Le succès du film choral serait sans doute dû au compromis intéressant qu’il propose au spectateur, qui ne s’égare plus dans les entrelacements d’une fiction hypertextuelle ou d’une expérience conversationnelle. Ce qui n’est pas le cas dans les films égyptiens actuellement en salle.
Endama Yaqaa Al-Insan Fi Mostanqaa Afkaro Fayantahi Bihi Al-Amr Ila Al-Mahzala.
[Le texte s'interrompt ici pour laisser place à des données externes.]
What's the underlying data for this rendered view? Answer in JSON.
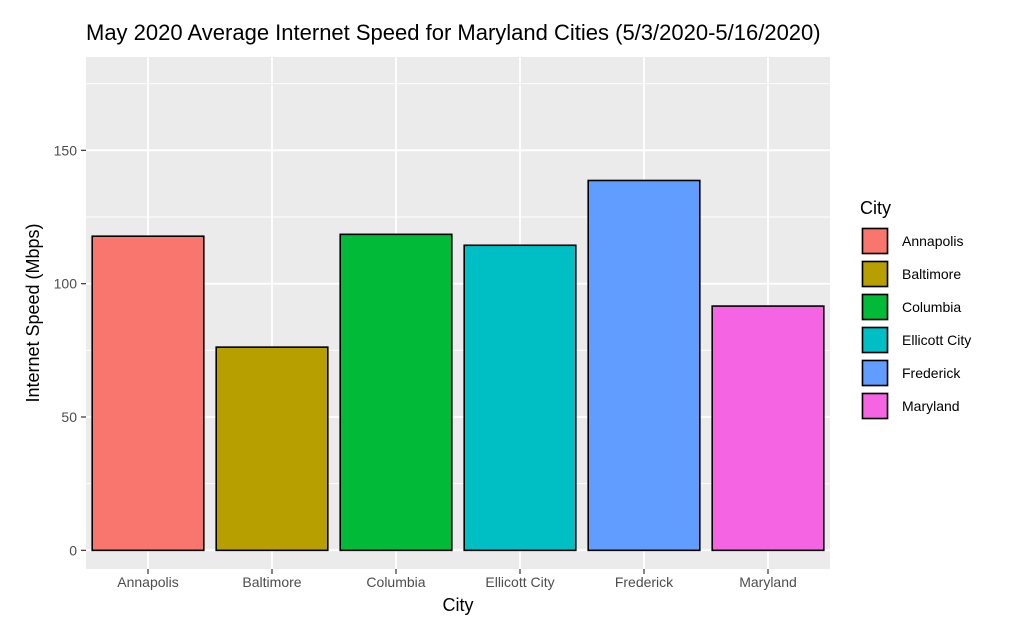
{
  "chart_data": {
    "type": "bar",
    "title": "May 2020 Average Internet Speed for Maryland Cities (5/3/2020-5/16/2020)",
    "xlabel": "City",
    "ylabel": "Internet Speed (Mbps)",
    "categories": [
      "Annapolis",
      "Baltimore",
      "Columbia",
      "Ellicott City",
      "Frederick",
      "Maryland"
    ],
    "values": [
      117.8,
      76.2,
      118.5,
      114.4,
      138.7,
      91.6
    ],
    "colors": [
      "#F8766D",
      "#B79F00",
      "#00BA38",
      "#00BFC4",
      "#619CFF",
      "#F564E3"
    ],
    "ylim": [
      -7,
      185
    ],
    "yticks": [
      0,
      50,
      100,
      150
    ],
    "grid": true,
    "panel_background": "#EBEBEB",
    "legend": {
      "title": "City",
      "position": "right",
      "entries": [
        "Annapolis",
        "Baltimore",
        "Columbia",
        "Ellicott City",
        "Frederick",
        "Maryland"
      ]
    }
  }
}
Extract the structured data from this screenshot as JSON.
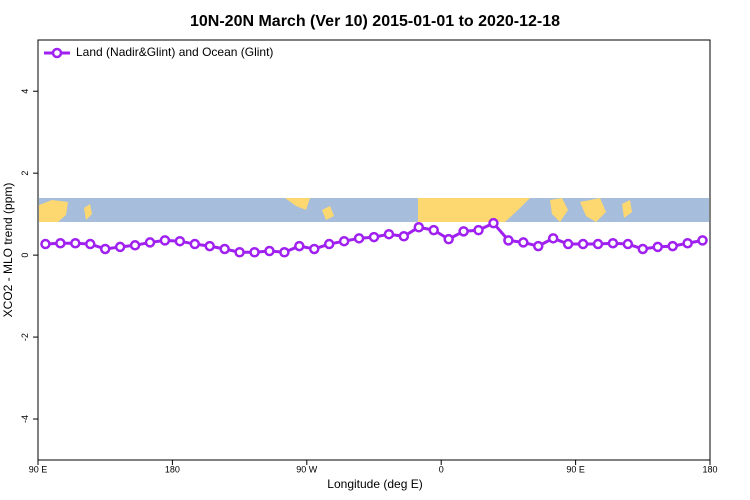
{
  "chart_data": {
    "type": "line",
    "title": "10N-20N March (Ver 10)   2015-01-01 to 2020-12-18",
    "x_label": "Longitude (deg E)",
    "y_label": "XCO2 - MLO trend (ppm)",
    "x": [
      95,
      105,
      115,
      125,
      135,
      145,
      155,
      165,
      175,
      185,
      195,
      205,
      215,
      225,
      235,
      245,
      255,
      265,
      275,
      285,
      295,
      305,
      315,
      325,
      335,
      345,
      355,
      365,
      375,
      385,
      395,
      405,
      415,
      425,
      435,
      445,
      455,
      465,
      475,
      485,
      495,
      505,
      515,
      525,
      535
    ],
    "series": [
      {
        "name": "Land (Nadir&Glint) and Ocean (Glint)",
        "color": "#a020f0",
        "values": [
          0.27,
          0.29,
          0.29,
          0.27,
          0.15,
          0.2,
          0.24,
          0.31,
          0.36,
          0.34,
          0.27,
          0.22,
          0.15,
          0.07,
          0.07,
          0.1,
          0.07,
          0.22,
          0.15,
          0.27,
          0.34,
          0.41,
          0.44,
          0.51,
          0.46,
          0.68,
          0.61,
          0.39,
          0.58,
          0.61,
          0.78,
          0.36,
          0.31,
          0.22,
          0.41,
          0.27,
          0.27,
          0.27,
          0.29,
          0.27,
          0.15,
          0.2,
          0.22,
          0.29,
          0.36
        ]
      }
    ],
    "xlim": [
      90,
      540
    ],
    "xticks": [
      {
        "value": 90,
        "label": "90 E"
      },
      180,
      {
        "value": 270,
        "label": "90 W"
      },
      {
        "value": 360,
        "label": "0"
      },
      {
        "value": 450,
        "label": "90 E"
      },
      {
        "value": 540,
        "label": "180"
      }
    ],
    "ylim": [
      -5,
      5.25
    ],
    "yticks": [
      4,
      2,
      0,
      -2,
      -4
    ],
    "legend": "top-left"
  }
}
Commençons par le premier de ces longs métrages chorals, Yégaalo Amer (pourvu que ça reste prospère), écrit par Sayed Al-Sobki et réalisé par Chadi Ali. Regroupant un groupe de jeunes comédiens, tels qu’Ahmad Rizq, Mahmoud Al-Leissi, Poussi, Bayoumi Fouad et Hicham Ismaïl, cette fiction se veut une comédie sur les phobies qu’on crée involontairement jusqu’à ce qu’elles nous dominent. Fonctionnaire dans une banque, Amer, interprété par Ahmad Rizq, souffre de certaines hallucinations et a peur de son entourage. Il a des problèmes avec sa femme, jouée par Poussi, avant qu’il ne décide de renoncer à ses phobies afin de ne pas détruire sa vie familiale. Yégaalo Amer s’avère donc une comédie socio-sarcastique qui, en s’appuyant exagérément sur ses éléments dramatiques, perd toute chaleur et devient vite plate et indigeste. Si l’oeuvre avait au moins pour but de faire rire, l’objectif est raté dans l’ensemble à cause du simplisme et du manque de crédibilité. D’ailleurs, le film avance un tas de personnages accumulés dans un seul espace, le même immeuble, mais qui, malgré les dialogues loquaces, ne sont pas bien présentés. Rien d’exceptionnel donc, et le pire est qu’on ressort de ce film sans avoir aucune idée convaincante de ce qu’on a passé 100 minutes à suivre, et sans être vraiment distrait. Quant aux comédiens, on trouve Ahmad Rizq dans le rôle le plus simpliste de sa carrière, où clichés et prétentions ne s’absentent pas. Le duo Poussi et Mahmoud Al-Leissi restent fidèles à leur style de tableaux musicaux populaires sans présenter rien de nouveau.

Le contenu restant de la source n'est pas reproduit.